Occorre dunque contrastare questo analfabetismo attraverso gli strumenti del sapere, a partire dalla formazione dei futuri insegnanti ed educatori (è pensato proprio per questi ultimi il portale PARS – Portale di formazione e informazione per il contrasto dell’analfabetismo religioso: www.pars-edu.it): si trovano infatti sempre più in situazioni in cui la dimensione religiosa (mense, festività, liturgie, abbigliamento, pratiche) non può essere trascurata.
Per questo in dipartimento, tra gli altri, sono ormai attivi da diversi anni un corso di Storia delle relazioni interreligiose e un corso di Storia dei rapporti Stato – Chiesa.

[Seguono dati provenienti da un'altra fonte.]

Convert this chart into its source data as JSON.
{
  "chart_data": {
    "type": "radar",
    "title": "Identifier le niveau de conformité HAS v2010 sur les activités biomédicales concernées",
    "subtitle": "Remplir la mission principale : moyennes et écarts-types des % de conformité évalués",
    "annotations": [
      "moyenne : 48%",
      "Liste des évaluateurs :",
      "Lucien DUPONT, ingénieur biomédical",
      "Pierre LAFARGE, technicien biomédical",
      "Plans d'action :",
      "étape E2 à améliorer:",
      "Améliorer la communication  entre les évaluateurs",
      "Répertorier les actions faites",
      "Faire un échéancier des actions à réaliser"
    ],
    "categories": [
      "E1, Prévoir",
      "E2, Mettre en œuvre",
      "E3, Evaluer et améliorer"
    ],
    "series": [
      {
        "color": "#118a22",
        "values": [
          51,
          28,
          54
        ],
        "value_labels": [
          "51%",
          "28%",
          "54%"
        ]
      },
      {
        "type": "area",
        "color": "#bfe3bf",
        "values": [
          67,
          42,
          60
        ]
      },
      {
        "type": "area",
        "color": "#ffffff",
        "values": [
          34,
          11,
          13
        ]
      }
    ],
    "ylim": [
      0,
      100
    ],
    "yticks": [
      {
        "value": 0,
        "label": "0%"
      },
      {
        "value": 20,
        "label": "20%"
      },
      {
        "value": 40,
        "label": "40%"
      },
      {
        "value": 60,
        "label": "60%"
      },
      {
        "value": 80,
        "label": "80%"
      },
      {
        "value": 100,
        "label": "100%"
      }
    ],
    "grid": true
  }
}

Il cantiere, coordinato da un comitato scientifico internazionale, dopo un primo rapporto sull’analfabetismo religioso in Italia (pubblicato per i tipi del Mulino nel 2014), ha come obiettivo la ricerca sull’analfabetismo europeo; in questi anni si è lavorato con l’idea di allargare l’area di analisi centrata in passato, principalmente, sul caso italiano, indagando quali siano i processi che hanno portato all’analfabetismo religioso in Europa: solo tracciando il quadro storico, istituzionale, religioso, sociale, giuridico ed educativo è possibile comprendere le ragioni della mancanza di conoscenza del religioso, le ripercussioni di queste lacune nel tessuto sociale e politico europeo e migliorare anche la sua comunicazione sui media.